In the event of an emergency, you rely on fire safety procedures and equipment.
You’ve likely made investments in fire alarm systems and technology designed to protect people and property in the event of a fire. But what if a fire occurs during system maintenance or an unexpected outage?
This could end very badly for many facilities, particularly those that do not have hours of closure or whose residents cannot evacuate quickly or safely, like hospitals and senior care facilities.
Fortunately, a procedure known as a fire watch exists to safeguard residents, patients, visitors, workers, and the property from fire danger even when the fire safety system is temporarily unavailable. Do check out: Fire Watch Guards
How does a fire watch work and what is it? Let’s get started.
How does a Fire Watch work?
A fire watch is a period during which a dedicated team of employees continuously moves through the damaged area of the building to look for signs of fire.
Notifying the fire department or another emergency response group and keeping track of when that happens and the times the fire watch staff conducts rounds are all part of the watch.
When Do You Need a Watch?
A fire watch is required to cover any breach in the facility’s fire protection system to safeguard the building’s inhabitants. This includes the fire alarm, fire suppression, and sprinkler systems, as well as other fire safety measures that protect lives.
How to Conduct a Fire Watch?
Per NFPA Life Safety Code A.188.8.131.52, a fire watch necessitates staffing above the level of normal operation. Individuals who are confident operating a fire extinguisher and who have received training in fire prevention and fire department notification techniques must be on the staff.
The staff should only be responsible for moving around the affected area, looking for signs of fire, and making sure that fire escapes, exits, alarm systems, and other components of the building’s fire safety system are unobstructed, working, and accessible in the event of an emergency.
The fire watch can be supplemented with cameras, but they cannot replace human staff. The equipment used in cameras does not have the senses of smell, hearing, or perception of the conditions that could cause a fire.
Resources and Training It is essential to be prepared for the event of a fire in your facility, not only to comply with NFPA standards but also to ensure the health and safety of all employees and the building as a whole.
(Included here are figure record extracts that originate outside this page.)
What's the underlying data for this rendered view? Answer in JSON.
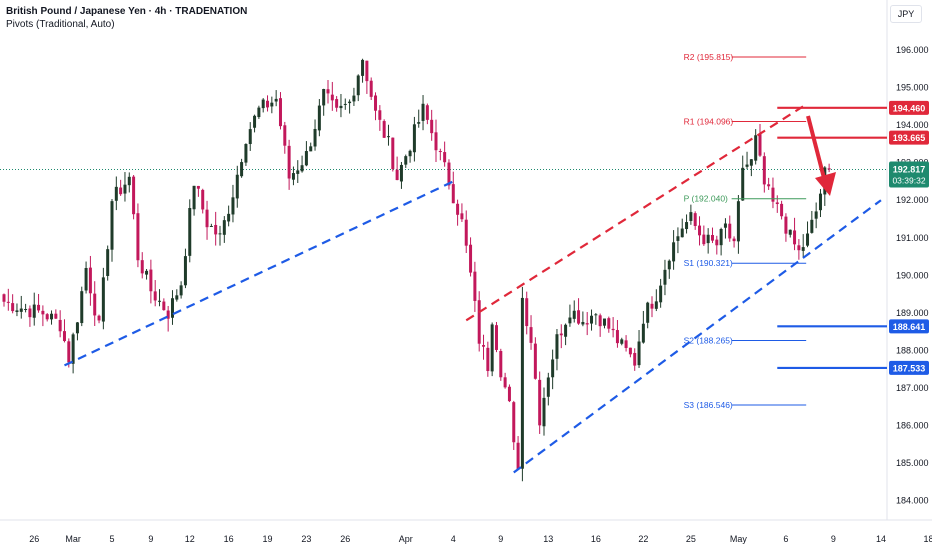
{
  "header": {
    "title": "British Pound / Japanese Yen · 4h · TRADENATION",
    "indicator": "Pivots (Traditional, Auto)",
    "currency": "JPY"
  },
  "colors": {
    "up": "#1f3b2a",
    "down": "#c2185b",
    "support": "#1e5be6",
    "resistance": "#e0283a",
    "pivot": "#3d9a5a",
    "last": "#1e8a6e"
  },
  "chart_data": {
    "type": "candlestick",
    "ylim": [
      183.8,
      196.4
    ],
    "yticks": [
      {
        "v": 196,
        "label": "196.000"
      },
      {
        "v": 195,
        "label": "195.000"
      },
      {
        "v": 194,
        "label": "194.000"
      },
      {
        "v": 193,
        "label": "193.000"
      },
      {
        "v": 192,
        "label": "192.000"
      },
      {
        "v": 191,
        "label": "191.000"
      },
      {
        "v": 190,
        "label": "190.000"
      },
      {
        "v": 189,
        "label": "189.000"
      },
      {
        "v": 188,
        "label": "188.000"
      },
      {
        "v": 187,
        "label": "187.000"
      },
      {
        "v": 186,
        "label": "186.000"
      },
      {
        "v": 185,
        "label": "185.000"
      },
      {
        "v": 184,
        "label": "184.000"
      }
    ],
    "xticks": [
      {
        "bar": 7,
        "label": "26"
      },
      {
        "bar": 16,
        "label": "Mar"
      },
      {
        "bar": 25,
        "label": "5"
      },
      {
        "bar": 34,
        "label": "9"
      },
      {
        "bar": 43,
        "label": "12"
      },
      {
        "bar": 52,
        "label": "16"
      },
      {
        "bar": 61,
        "label": "19"
      },
      {
        "bar": 70,
        "label": "23"
      },
      {
        "bar": 79,
        "label": "26"
      },
      {
        "bar": 93,
        "label": "Apr"
      },
      {
        "bar": 104,
        "label": "4"
      },
      {
        "bar": 115,
        "label": "9"
      },
      {
        "bar": 126,
        "label": "13"
      },
      {
        "bar": 137,
        "label": "16"
      },
      {
        "bar": 148,
        "label": "22"
      },
      {
        "bar": 159,
        "label": "25"
      },
      {
        "bar": 170,
        "label": "May"
      },
      {
        "bar": 181,
        "label": "6"
      },
      {
        "bar": 192,
        "label": "9"
      },
      {
        "bar": 203,
        "label": "14"
      },
      {
        "bar": 214,
        "label": "18"
      }
    ],
    "anchors": [
      [
        0,
        189.3
      ],
      [
        5,
        189.1
      ],
      [
        9,
        189.0
      ],
      [
        13,
        188.7
      ],
      [
        15,
        187.8
      ],
      [
        17,
        188.9
      ],
      [
        19,
        190.2
      ],
      [
        22,
        188.6
      ],
      [
        25,
        192.0
      ],
      [
        29,
        192.6
      ],
      [
        31,
        190.5
      ],
      [
        34,
        189.6
      ],
      [
        38,
        189.0
      ],
      [
        41,
        189.8
      ],
      [
        44,
        192.5
      ],
      [
        47,
        191.4
      ],
      [
        50,
        191.0
      ],
      [
        53,
        192.2
      ],
      [
        56,
        193.7
      ],
      [
        59,
        194.4
      ],
      [
        63,
        194.7
      ],
      [
        66,
        192.6
      ],
      [
        70,
        193.2
      ],
      [
        74,
        194.8
      ],
      [
        77,
        194.3
      ],
      [
        80,
        194.6
      ],
      [
        83,
        195.8
      ],
      [
        86,
        194.3
      ],
      [
        89,
        193.5
      ],
      [
        91,
        192.6
      ],
      [
        94,
        193.5
      ],
      [
        97,
        194.4
      ],
      [
        100,
        193.5
      ],
      [
        103,
        192.5
      ],
      [
        106,
        191.4
      ],
      [
        108,
        190.0
      ],
      [
        110,
        188.3
      ],
      [
        112,
        187.6
      ],
      [
        113,
        188.9
      ],
      [
        115,
        187.5
      ],
      [
        117,
        186.5
      ],
      [
        118,
        185.4
      ],
      [
        119,
        185.0
      ],
      [
        120,
        189.4
      ],
      [
        122,
        188.3
      ],
      [
        124,
        186.2
      ],
      [
        126,
        187.4
      ],
      [
        128,
        188.3
      ],
      [
        131,
        189.1
      ],
      [
        134,
        188.8
      ],
      [
        137,
        189.0
      ],
      [
        140,
        188.6
      ],
      [
        143,
        188.1
      ],
      [
        146,
        187.7
      ],
      [
        148,
        188.9
      ],
      [
        151,
        189.5
      ],
      [
        154,
        190.6
      ],
      [
        157,
        191.3
      ],
      [
        159,
        191.5
      ],
      [
        161,
        191.1
      ],
      [
        163,
        190.9
      ],
      [
        165,
        190.8
      ],
      [
        167,
        191.3
      ],
      [
        169,
        190.7
      ],
      [
        171,
        192.9
      ],
      [
        173,
        193.0
      ],
      [
        174,
        193.6
      ],
      [
        176,
        192.4
      ],
      [
        178,
        191.9
      ],
      [
        180,
        191.6
      ],
      [
        182,
        191.0
      ],
      [
        184,
        190.6
      ],
      [
        186,
        191.0
      ],
      [
        188,
        191.7
      ],
      [
        190,
        192.7
      ],
      [
        191,
        192.8
      ]
    ],
    "pivots": [
      {
        "name": "R2",
        "label": "R2 (195.815)",
        "value": 195.815,
        "color": "#e0283a",
        "x0": 0.785,
        "x1": 0.865
      },
      {
        "name": "R1",
        "label": "R1 (194.096)",
        "value": 194.096,
        "color": "#e0283a",
        "x0": 0.785,
        "x1": 0.865
      },
      {
        "name": "P",
        "label": "P (192.040)",
        "value": 192.04,
        "color": "#3d9a5a",
        "x0": 0.785,
        "x1": 0.865
      },
      {
        "name": "S1",
        "label": "S1 (190.321)",
        "value": 190.321,
        "color": "#1e5be6",
        "x0": 0.785,
        "x1": 0.865
      },
      {
        "name": "S2",
        "label": "S2 (188.265)",
        "value": 188.265,
        "color": "#1e5be6",
        "x0": 0.785,
        "x1": 0.865
      },
      {
        "name": "S3",
        "label": "S3 (186.546)",
        "value": 186.546,
        "color": "#1e5be6",
        "x0": 0.785,
        "x1": 0.865
      }
    ],
    "levels": [
      {
        "value": 194.46,
        "label": "194.460",
        "color": "#e0283a"
      },
      {
        "value": 193.665,
        "label": "193.665",
        "color": "#e0283a"
      },
      {
        "value": 188.641,
        "label": "188.641",
        "color": "#1e5be6"
      },
      {
        "value": 187.533,
        "label": "187.533",
        "color": "#1e5be6"
      }
    ],
    "last_price": {
      "value": 192.817,
      "label": "192.817",
      "countdown": "03:39:32"
    },
    "trendlines": [
      {
        "color": "#1e5be6",
        "from": [
          14,
          187.6
        ],
        "to": [
          104,
          192.5
        ]
      },
      {
        "color": "#e0283a",
        "from": [
          107,
          188.8
        ],
        "to": [
          185,
          194.5
        ]
      },
      {
        "color": "#1e5be6",
        "from": [
          118,
          184.75
        ],
        "to": [
          203,
          192.0
        ]
      }
    ]
  }
}
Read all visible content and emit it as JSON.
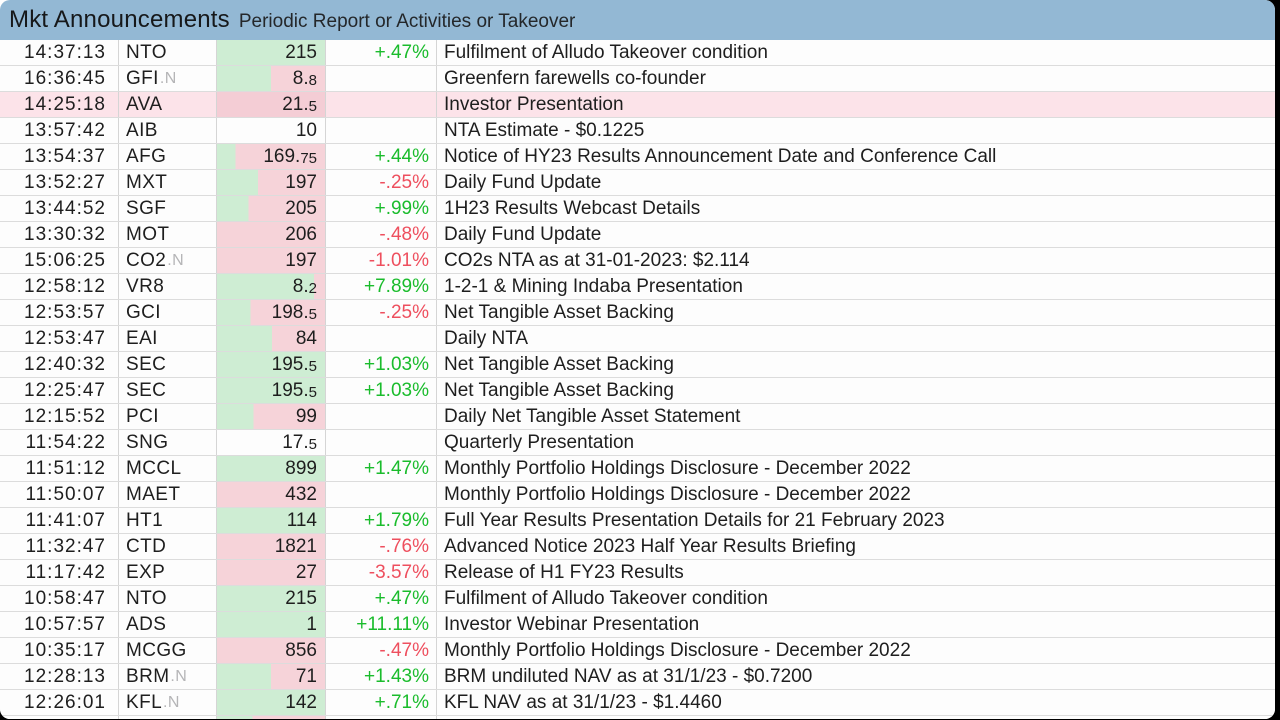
{
  "window": {
    "title": "Mkt Announcements",
    "subtitle": "Periodic Report or Activities or Takeover"
  },
  "colors": {
    "header_bg": "#93b8d4",
    "green_fill": "#ceedd3",
    "pink_fill": "#f6d3d9",
    "row_highlight_bg": "#fce3e9",
    "highlight_price_fill": "#f4cdd5",
    "up_text": "#1abc2c",
    "down_text": "#ee4f5e",
    "ticker_suffix": "#b5b5b7"
  },
  "table": {
    "columns": [
      "time",
      "ticker",
      "price",
      "change",
      "announcement"
    ],
    "rows": [
      {
        "time": "14:37:13",
        "ticker": "NTO",
        "suffix": "",
        "price": "215",
        "change": "+.47%",
        "text": "Fulfilment of Alludo Takeover condition",
        "fill": 1,
        "highlight": false
      },
      {
        "time": "16:36:45",
        "ticker": "GFI",
        "suffix": ".N",
        "price": "8.8",
        "change": "",
        "text": "Greenfern farewells co-founder",
        "fill": 0.5,
        "highlight": false
      },
      {
        "time": "14:25:18",
        "ticker": "AVA",
        "suffix": "",
        "price": "21.5",
        "change": "",
        "text": "Investor Presentation",
        "fill": 0,
        "highlight": true
      },
      {
        "time": "13:57:42",
        "ticker": "AIB",
        "suffix": "",
        "price": "10",
        "change": "",
        "text": "NTA Estimate - $0.1225",
        "fill": null,
        "highlight": false
      },
      {
        "time": "13:54:37",
        "ticker": "AFG",
        "suffix": "",
        "price": "169.75",
        "change": "+.44%",
        "text": "Notice of HY23 Results Announcement Date and Conference Call",
        "fill": 0.17,
        "highlight": false
      },
      {
        "time": "13:52:27",
        "ticker": "MXT",
        "suffix": "",
        "price": "197",
        "change": "-.25%",
        "text": "Daily Fund Update",
        "fill": 0.38,
        "highlight": false
      },
      {
        "time": "13:44:52",
        "ticker": "SGF",
        "suffix": "",
        "price": "205",
        "change": "+.99%",
        "text": "1H23 Results Webcast Details",
        "fill": 0.29,
        "highlight": false
      },
      {
        "time": "13:30:32",
        "ticker": "MOT",
        "suffix": "",
        "price": "206",
        "change": "-.48%",
        "text": "Daily Fund Update",
        "fill": 0,
        "highlight": false
      },
      {
        "time": "15:06:25",
        "ticker": "CO2",
        "suffix": ".N",
        "price": "197",
        "change": "-1.01%",
        "text": "CO2s NTA as at 31-01-2023: $2.114",
        "fill": 0,
        "highlight": false
      },
      {
        "time": "12:58:12",
        "ticker": "VR8",
        "suffix": "",
        "price": "8.2",
        "change": "+7.89%",
        "text": "1-2-1 & Mining Indaba Presentation",
        "fill": 0.9,
        "highlight": false
      },
      {
        "time": "12:53:57",
        "ticker": "GCI",
        "suffix": "",
        "price": "198.5",
        "change": "-.25%",
        "text": "Net Tangible Asset Backing",
        "fill": 0.31,
        "highlight": false
      },
      {
        "time": "12:53:47",
        "ticker": "EAI",
        "suffix": "",
        "price": "84",
        "change": "",
        "text": "Daily NTA",
        "fill": 0.51,
        "highlight": false
      },
      {
        "time": "12:40:32",
        "ticker": "SEC",
        "suffix": "",
        "price": "195.5",
        "change": "+1.03%",
        "text": "Net Tangible Asset Backing",
        "fill": 1,
        "highlight": false
      },
      {
        "time": "12:25:47",
        "ticker": "SEC",
        "suffix": "",
        "price": "195.5",
        "change": "+1.03%",
        "text": "Net Tangible Asset Backing",
        "fill": 1,
        "highlight": false
      },
      {
        "time": "12:15:52",
        "ticker": "PCI",
        "suffix": "",
        "price": "99",
        "change": "",
        "text": "Daily Net Tangible Asset Statement",
        "fill": 0.34,
        "highlight": false
      },
      {
        "time": "11:54:22",
        "ticker": "SNG",
        "suffix": "",
        "price": "17.5",
        "change": "",
        "text": "Quarterly Presentation",
        "fill": null,
        "highlight": false
      },
      {
        "time": "11:51:12",
        "ticker": "MCCL",
        "suffix": "",
        "price": "899",
        "change": "+1.47%",
        "text": "Monthly Portfolio Holdings Disclosure - December 2022",
        "fill": 1,
        "highlight": false
      },
      {
        "time": "11:50:07",
        "ticker": "MAET",
        "suffix": "",
        "price": "432",
        "change": "",
        "text": "Monthly Portfolio Holdings Disclosure - December 2022",
        "fill": 0,
        "highlight": false
      },
      {
        "time": "11:41:07",
        "ticker": "HT1",
        "suffix": "",
        "price": "114",
        "change": "+1.79%",
        "text": "Full Year Results Presentation Details for 21 February 2023",
        "fill": 1,
        "highlight": false
      },
      {
        "time": "11:32:47",
        "ticker": "CTD",
        "suffix": "",
        "price": "1821",
        "change": "-.76%",
        "text": "Advanced Notice 2023 Half Year Results Briefing",
        "fill": 0,
        "highlight": false
      },
      {
        "time": "11:17:42",
        "ticker": "EXP",
        "suffix": "",
        "price": "27",
        "change": "-3.57%",
        "text": "Release of H1 FY23 Results",
        "fill": 0,
        "highlight": false
      },
      {
        "time": "10:58:47",
        "ticker": "NTO",
        "suffix": "",
        "price": "215",
        "change": "+.47%",
        "text": "Fulfilment of Alludo Takeover condition",
        "fill": 1,
        "highlight": false
      },
      {
        "time": "10:57:57",
        "ticker": "ADS",
        "suffix": "",
        "price": "1",
        "change": "+11.11%",
        "text": "Investor Webinar Presentation",
        "fill": 1,
        "highlight": false
      },
      {
        "time": "10:35:17",
        "ticker": "MCGG",
        "suffix": "",
        "price": "856",
        "change": "-.47%",
        "text": "Monthly Portfolio Holdings Disclosure - December 2022",
        "fill": 0,
        "highlight": false
      },
      {
        "time": "12:28:13",
        "ticker": "BRM",
        "suffix": ".N",
        "price": "71",
        "change": "+1.43%",
        "text": "BRM undiluted NAV as at 31/1/23 - $0.7200",
        "fill": 0.5,
        "highlight": false
      },
      {
        "time": "12:26:01",
        "ticker": "KFL",
        "suffix": ".N",
        "price": "142",
        "change": "+.71%",
        "text": "KFL NAV as at 31/1/23 - $1.4460",
        "fill": 1,
        "highlight": false
      },
      {
        "time": "",
        "ticker": "",
        "suffix": "",
        "price": "",
        "change": "",
        "text": "",
        "fill": 0.33,
        "highlight": false
      }
    ]
  }
}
Conducting a fire watch, notifying the fire department, and properly using a fire extinguisher are all aspects of fire safety that can be taught to your employees through comprehensive training. Make sure to put their training to the test with frequent but diverse fire drills.
The first thing you need to do to ensure that your building is protected from fire is to install a dependable fire alarm and sprinkler system. Maintain all fire alarm, sprinkler, and fire suppression system maintenance, even if it necessitates a temporary closure or watch while work is completed. A planned outage is much better than an unanticipated one because the more variables you can control, the better you can protect your building’s occupants.